A House Speaker’s job is to “protect the members.” That did not happen. Challengers supported by the extreme wing defeated nine incumbents, and forced eight more into runoffs – including the Speaker, himself. The trend was statewide. The extreme wing ousted three justices on the Court of Criminal Appeals because they joined the majority in the Stephens decision, and ousted one incumbent on the State Board of Education and forced a second into a runoff.
Of course, our interest is not in partisanship or personalities, but what it means for policy. Voucher proponents spent tens of millions of dollars to run border security advertisements against anti-voucher Republicans. It worked. Six lost and four more were forced into a runoff.
What does it mean? Vouchers are virtually certain to pass. It’s just math. There are 150 members of the Texas House. A majority is 76. The vote on the amendment to remove vouchers from HB 1 in the 4th special session passed 84-63. Of our 84 votes, six lost and four more retired and the open seat was filled by a candidate that said they would support vouchers. 84 -10 = 74. This is a best case scenario. This scenario assumes a situation in which the four pro-public education Republicans survive their runoff, and that every pro-public education Republican that was re-elected stands on principle.
What about the November general election? In legislative math, 6 D’s ≠ 6 R’s. In other words, electing 6 pro-public education candidates of the minority party in November to replace the 6 from the majority party does not fix the problem. If the partisan makeup of the House went from 86-64 to 80-70, it is still unrealistic to think that the remaining Republican opposition would hold when “the writing is on the wall.” Asking them to stand on principle is asking them to fall on their sword.
The minority party would have to become the majority party, which is highly improbable in 2024. Democrats would have to win 12 seats. In reality, maybe 10 house districts are “swing,” which means previous electoral data evidences the district to be “closer than 10 percentage points” — or 55% – 45%. Of those ten that meet that definition, four are currently held by Democrats.
So where do supporters of public education go from here? The strategy is going to require a long-term commitment to incrementalism, permanent infrastructure, and local governments. Incrementalism is going to mean mitigating the harm of vouchers with the policy makers we have, while working for sustainable electoral gains over a decade or more.

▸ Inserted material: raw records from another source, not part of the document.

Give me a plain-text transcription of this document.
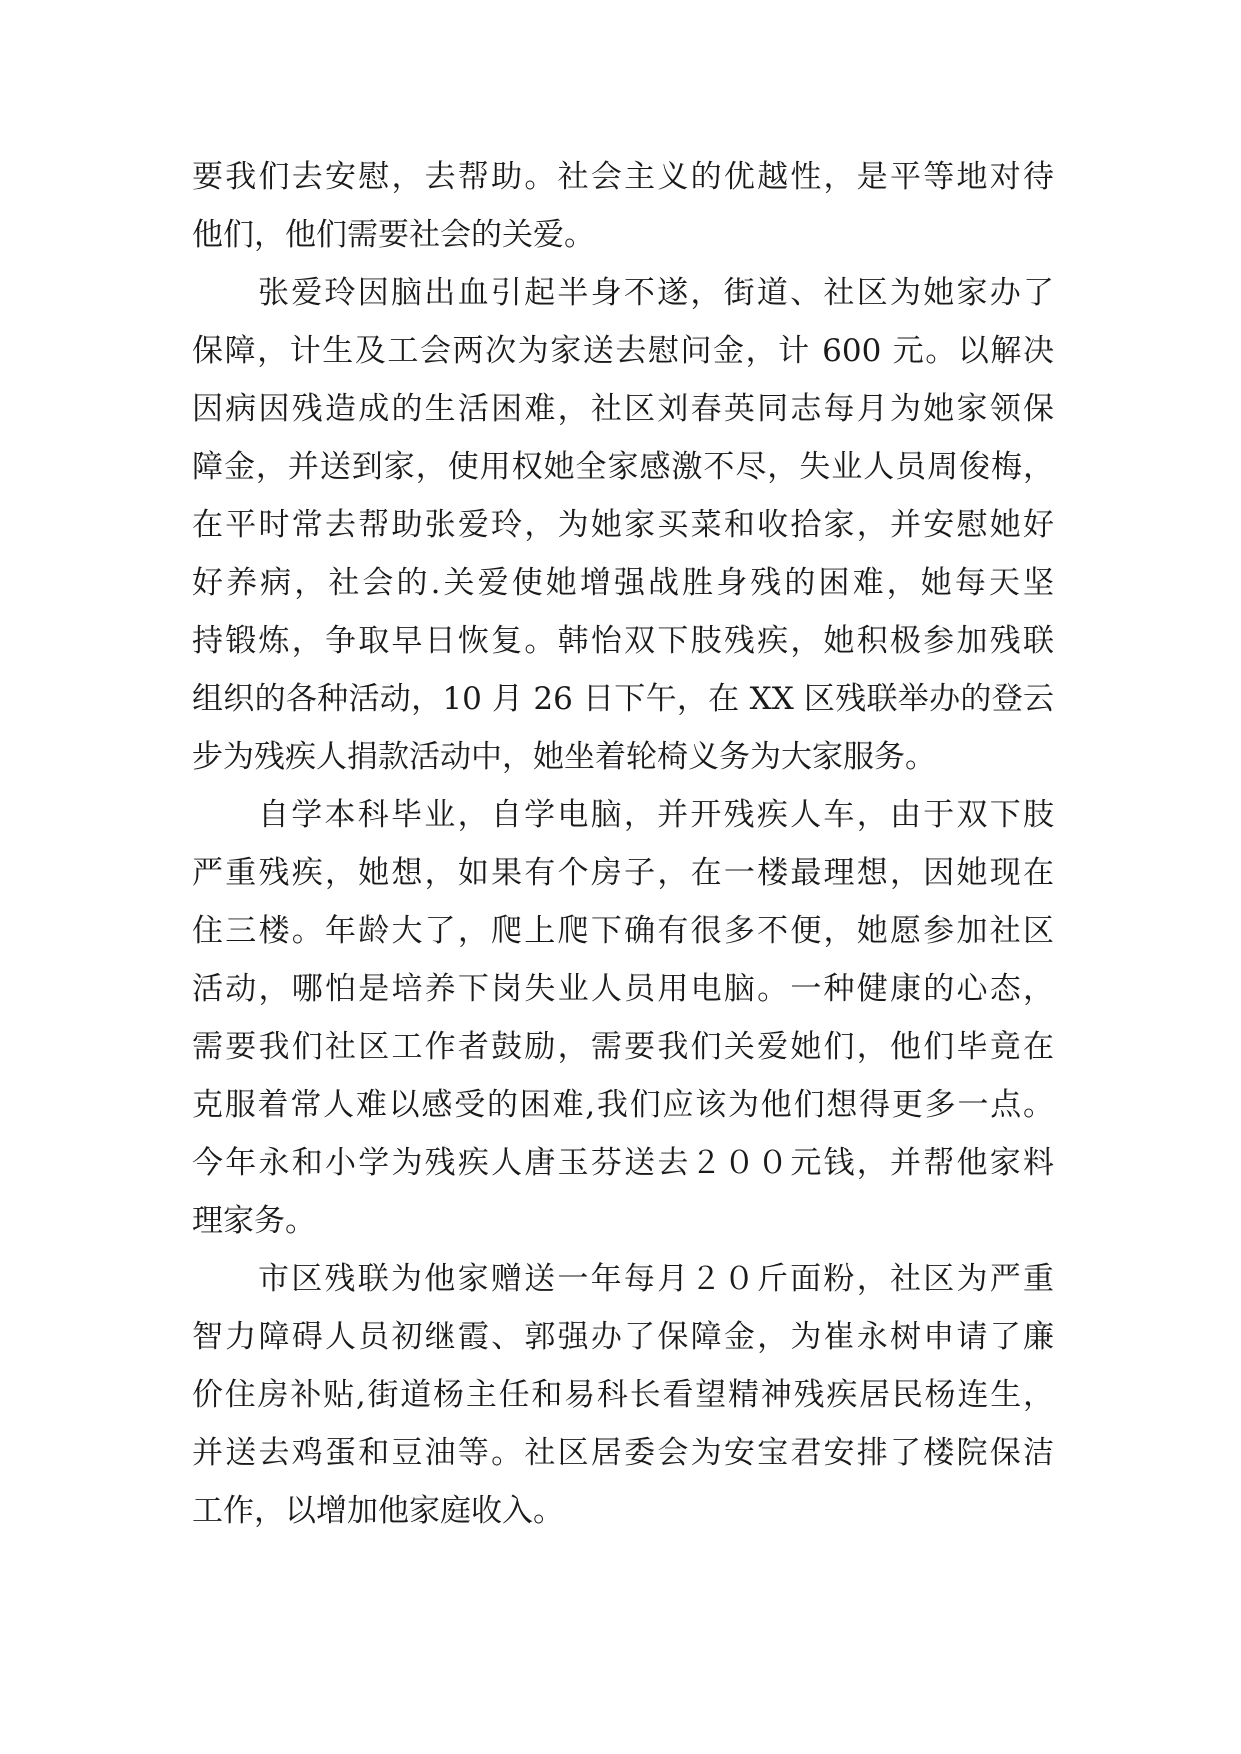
要我们去安慰，去帮助。社会主义的优越性，是平等地对待
他们，他们需要社会的关爱。
张爱玲因脑出血引起半身不遂，街道、社区为她家办了
保障，计生及工会两次为家送去慰问金，计 600 元。以解决
因病因残造成的生活困难，社区刘春英同志每月为她家领保
障金，并送到家，使用权她全家感激不尽，失业人员周俊梅，
在平时常去帮助张爱玲，为她家买菜和收拾家，并安慰她好
好养病，社会的.关爱使她增强战胜身残的困难，她每天坚
持锻炼，争取早日恢复。韩怡双下肢残疾，她积极参加残联
组织的各种活动，10 月 26 日下午，在 XX 区残联举办的登云
步为残疾人捐款活动中，她坐着轮椅义务为大家服务。
自学本科毕业，自学电脑，并开残疾人车，由于双下肢
严重残疾，她想，如果有个房子，在一楼最理想，因她现在
住三楼。年龄大了，爬上爬下确有很多不便，她愿参加社区
活动，哪怕是培养下岗失业人员用电脑。一种健康的心态，
需要我们社区工作者鼓励，需要我们关爱她们，他们毕竟在
克服着常人难以感受的困难,我们应该为他们想得更多一点。
今年永和小学为残疾人唐玉芬送去２００元钱，并帮他家料
理家务。
市区残联为他家赠送一年每月２０斤面粉，社区为严重
智力障碍人员初继霞、郭强办了保障金，为崔永树申请了廉
价住房补贴,街道杨主任和易科长看望精神残疾居民杨连生，
并送去鸡蛋和豆油等。社区居委会为安宝君安排了楼院保洁
工作，以增加他家庭收入。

An incremental approach is going to require the permanent infrastructure that only member-based organizations can create. Permanent infrastructure means the long-term work that prioritizes bringing new people into civic engagement, rather than prioritizing the short-term work of “GOTV,” which is largely about motivating the already-engaged. Permanent infrastructure is going to require substantive engagement with local government. Local governments are going to implement whatever comes down from the state. Whether local governments implement maximally or minimally depends on the desires of the community that elects them, and that policy and campaign experience is from where future candidates for state-level offices will be found.
Altering the old adage for March 5, “Rome wasn’t destroyed in a day.” Neither will be Texas or its public schools. Where we go from here really depends on how communities respond in the May 28 runoffs, for the November general election, the 89th Legislative Session, and in every electoral cycle thereafter. That’s how public schools were created – slowly and incrementally over the decades — and it’s how their future will be determined.